No one has much to say about the novella. It's workmanlike. There are some clunky turns of phrase. It stretches credulity at several places. The Vonnegut magic wasn't there yet. The consensus seems to be that it went unpublished because the work's antagonist is a foolish General, a veteran of the First World War, who thinks he can command his family and run his farm the same way he ordered his troops about. He even thinks he can bully his horses into submission! Since this was written in the late 1940s or early 1950s, magazines weren't in the market for anything that poked fun at the military. And it's an inconvenient length: too long for most magazines which published short stories.
The controversial work is the unfinished novel (which is listed in the book as a novella).
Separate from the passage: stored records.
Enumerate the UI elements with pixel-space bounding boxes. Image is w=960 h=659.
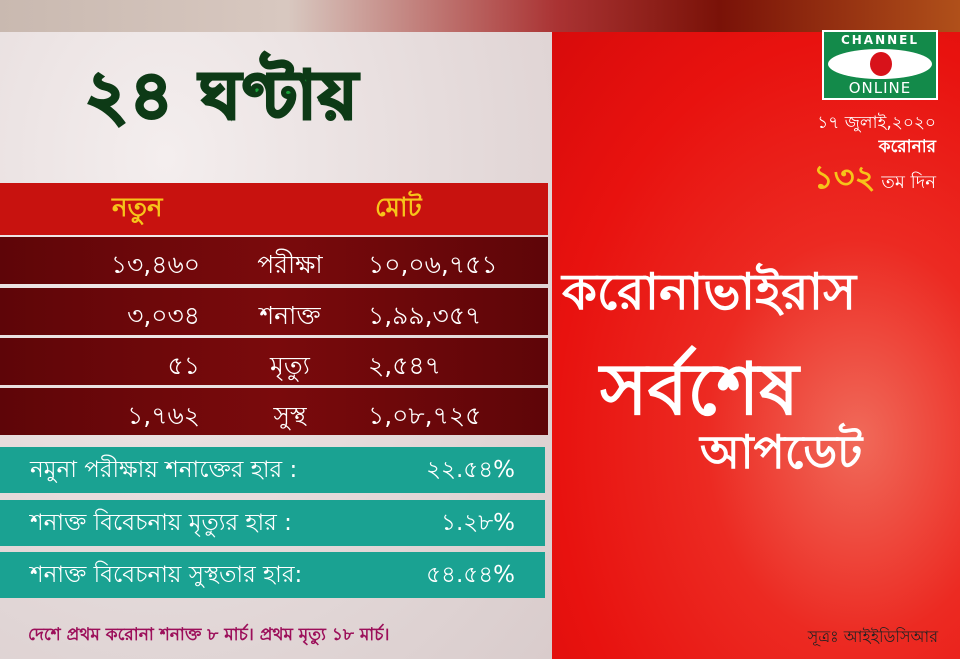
logo-bottom-text: ONLINE: [848, 79, 912, 97]
rate-label: নমুনা পরীক্ষায় শনাক্তের হার :: [30, 456, 298, 483]
channel-online-logo: CHANNEL ONLINE: [822, 30, 938, 100]
top-photo-band: [0, 0, 960, 32]
rate-value: ১.২৮%: [441, 509, 515, 536]
table-row: ১৩,৪৬০ পরীক্ষা ১০,০৬,৭৫১: [0, 237, 548, 284]
total-value: ১,৯৯,৩৫৭: [368, 301, 482, 330]
rate-row: নমুনা পরীক্ষায় শনাক্তের হার : ২২.৫৪%: [0, 447, 545, 493]
header-new: নতুন: [112, 193, 163, 223]
date: ১৭ জুলাই,২০২০: [817, 113, 936, 133]
headline-line2: সর্বশেষ: [600, 347, 799, 431]
row-label: মৃত্যু: [270, 351, 310, 380]
page-title: ২৪ ঘণ্টায়: [83, 56, 360, 136]
table-header: নতুন মোট: [0, 183, 548, 235]
new-value: ১৩,৪৬০: [110, 250, 200, 279]
day-count: ১৩২ তম দিন: [813, 152, 936, 206]
table-row: ৩,০৩৪ শনাক্ত ১,৯৯,৩৫৭: [0, 288, 548, 335]
source: সূত্রঃ আইইডিসিআর: [807, 627, 938, 646]
rate-label: শনাক্ত বিবেচনায় সুস্থতার হার:: [30, 561, 303, 588]
corona-label: করোনার: [878, 137, 936, 157]
headline-line3: আপডেট: [700, 425, 863, 479]
table-row: ৫১ মৃত্যু ২,৫৪৭: [0, 338, 548, 385]
day-suffix: তম দিন: [881, 172, 936, 193]
rate-row: শনাক্ত বিবেচনায় সুস্থতার হার: ৫৪.৫৪%: [0, 552, 545, 598]
table-row: ১,৭৬২ সুস্থ ১,০৮,৭২৫: [0, 388, 548, 435]
right-panel: [552, 32, 960, 659]
rate-row: শনাক্ত বিবেচনায় মৃত্যুর হার : ১.২৮%: [0, 500, 545, 546]
headline-line1: করোনাভাইরাস: [562, 263, 857, 321]
total-value: ১,০৮,৭২৫: [368, 401, 482, 430]
row-label: শনাক্ত: [259, 301, 321, 330]
total-value: ১০,০৬,৭৫১: [368, 250, 498, 279]
row-label: সুস্থ: [273, 401, 307, 430]
new-value: ১,৭৬২: [127, 401, 200, 430]
row-label: পরীক্ষা: [257, 250, 323, 279]
eye-icon: [828, 49, 932, 79]
logo-top-text: CHANNEL: [840, 33, 920, 47]
footer-note: দেশে প্রথম করোনা শনাক্ত ৮ মার্চ। প্রথম ম…: [28, 625, 390, 645]
day-number: ১৩২: [813, 158, 876, 196]
rate-value: ২২.৫৪%: [426, 456, 515, 483]
rate-value: ৫৪.৫৪%: [426, 561, 515, 588]
new-value: ৫১: [167, 351, 200, 380]
header-total: মোট: [375, 193, 422, 223]
new-value: ৩,০৩৪: [127, 301, 200, 330]
rate-label: শনাক্ত বিবেচনায় মৃত্যুর হার :: [30, 509, 292, 536]
total-value: ২,৫৪৭: [368, 351, 441, 380]
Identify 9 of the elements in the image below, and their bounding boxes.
It is called If God Were Alive Today, and its protagonist is a stand-up comic named Gil Berman.
And here is the problem: Vonnegut writes comedy material for Gil Berman. The material is supposed to be both thought-provoking and funny. It sometimes succeeds at the former, but rarely at the latter.
Which is to say: it's not funny. Not for stand-up comedy, which is designed to elicit an out-loud laugh from an audience approximately every fifteen seconds.
Oh, an extraordinarily charismatic performer might be able to deliver this material. And it might get a few laughs. But the character of Berman is already independently wealthy AND a genius. For him to be charismatic as well would beggar belief.
Now, my friend Jay Black happens to be a stand-up comic. One of the best comics in the business, in fact. He and I met in through the comedy business. And when someone, even someone as august as Kurt Vonnegut, writes stand-up comedy, Jay and I have a very high standard.
And Kurt Vonnegut didn't meet our standard this time. Too bad.
By the way, if you happen to be in South New Jersey on Saturday 15 December, Jay Black will be performing at the Marlton Comedy Cabaret. He's worth seeing. He can even make you forget about Kurt Vonnegut, at least for awhile.